Consultation is an under-rated concept. But it is key as it helps engender the support that decisions need to be successfully implemented. The importance of it is to the fore in Galway this week because of two major projects. One which is just starting out, and the other which is midway through.
Last Friday, NUI Galway announced that it is engaging on a major consultation process to start a collective train of thought that will eventually, they hope, create a civic, academic, and cultural space on Nuns’ Island that will link the university to the city inextricably, by bringing its campus right to the core. It is a project that is exciting and pivotal to the development of Galway over the next century. The way the project has been handled so far has been welcoming; it encourages input from diverse voices, and it will proceed to fruition when a consensus of what will be the optimum blueprint has been reached.
And then on Monday came the surprising news that the planning permission for the new, larger, and much needed Galway Hospice at Merlin Park had been overturned by An Bord Pleanala.
The decision has led to a great deal of emotion on both sides of the argument. Galway Hospice management and staff are understandably extremely disappointed that this decision had been reached, because they had ambitious plans for their hospice to meet the ever-growing needs of those suffering from life-threatening illnesses.
The councillors who proposed the rezoning of the land for that purpose are also miffed at what some of them see as the pandering of planning authorities to minority interetss, to the neglect of what they see as the greater good.
And the third party to this, those who fought valiantly to protect the biodiversity of the wildlife at that location and who highlighted that such a plan was going against the grain of the Council’s own planning guidelines. They emphasise that the campaign was against the location, not the Hospice.
And then behind all of these parties are the people who will be using the Hospice — that’s you and I, and our families and our friends and relations. I wrote once that in terms of fundraising, you can never do too much for Galway Hospice. Its wonderful staff bring relief and dignity and care to thousands and thousands who find themselves in a situation they would have never hoped for.

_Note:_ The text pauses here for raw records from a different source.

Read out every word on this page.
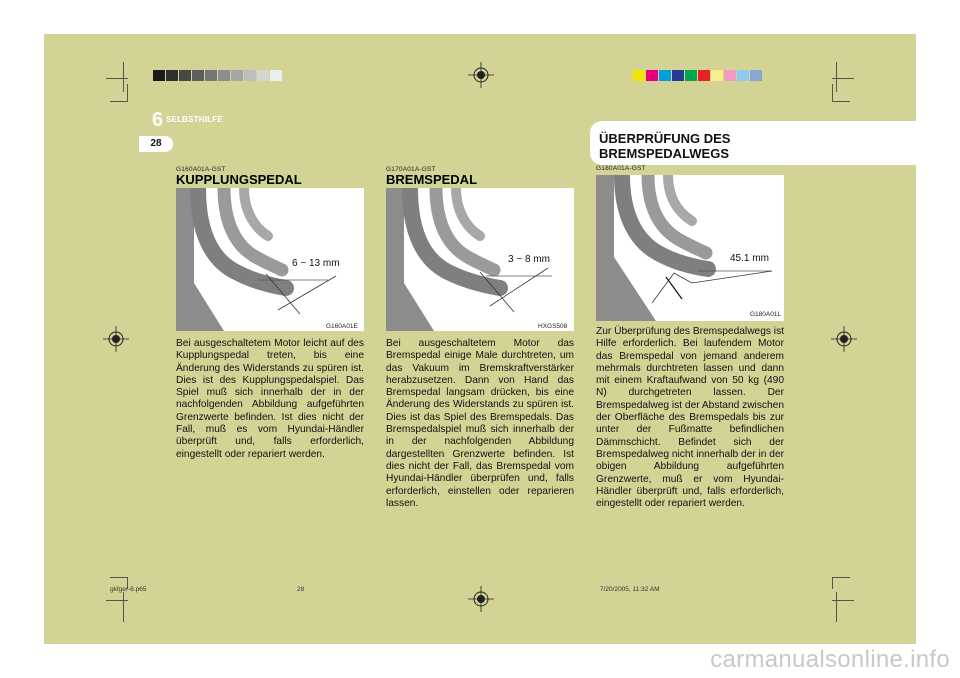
6 SELBSTHILFE
28	ÜBERPRÜFUNG DES
BREMSPEDALWEGS
G160A01A-GST
KUPPLUNGSPEDAL
6 ~ 13 mm
G160A01E

Bei ausgeschaltetem Motor leicht auf des Kupplungspedal treten, bis eine Änderung des Widerstands zu spüren ist. Dies ist des Kupplungspedalspiel. Das Spiel muß sich innerhalb der in der nachfolgenden Abbildung aufgeführten Grenzwerte befinden. Ist dies nicht der Fall, muß es vom Hyundai-Händler überprüft und, falls erforderlich, eingestellt oder repariert werden.

G170A01A-GST
BREMSPEDAL
3 ~ 8 mm
HXGS508

Bei ausgeschaltetem Motor das Bremspedal einige Male durchtreten, um das Vakuum im Bremskraftverstärker herabzusetzen. Dann von Hand das Bremspedal langsam drücken, bis eine Änderung des Widerstands zu spüren ist. Dies ist das Spiel des Bremspedals. Das Bremspedalspiel muß sich innerhalb der in der nachfolgenden Abbildung dargestellten Grenzwerte befinden. Ist dies nicht der Fall, das Bremspedal vom Hyundai-Händler überprüfen und, falls erforderlich, einstellen oder reparieren lassen.

G180A01A-GST
45.1 mm
G180A01L

Zur Überprüfung des Bremspedalwegs ist Hilfe erforderlich. Bei laufendem Motor das Bremspedal von jemand anderem mehrmals durchtreten lassen und dann mit einem Kraftaufwand von 50 kg (490 N) durchgetreten lassen. Der Bremspedalweg ist der Abstand zwischen der Oberfläche des Bremspedals bis zur unter der Fußmatte befindlichen Dämmschicht. Befindet sich der Bremspedalweg nicht innerhalb der in der obigen Abbildung aufgeführten Grenzwerte, muß er vom Hyundai-Händler überprüft und, falls erforderlich, eingestellt oder repariert werden.

gkfger-6.p65	28	7/20/2005, 11:32 AM
carmanualsonline.info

The bottom line is that there has to be a bigger Galway Hospice to cope with the expected range of services, as technologies to battle cancer get more and more advanced. It has outgrown its Renmore base. It needs a larger facility where its residents can heal and reflect in a dignified and discreet location, giving them an inner peace.
One would hope that when the dust has settled on this, that a more intense process of consultation will take place that will give the Hospice a greater chance of being built.
Ideally now, after some reflection on what has happened, I hope that all parties can get together and get behind a blueprint that will be accepted by all. A blame game in this helps nobody.
Galway Hospice has to be built. And the sooner the better. It is incumbent on whoever can help, to do so.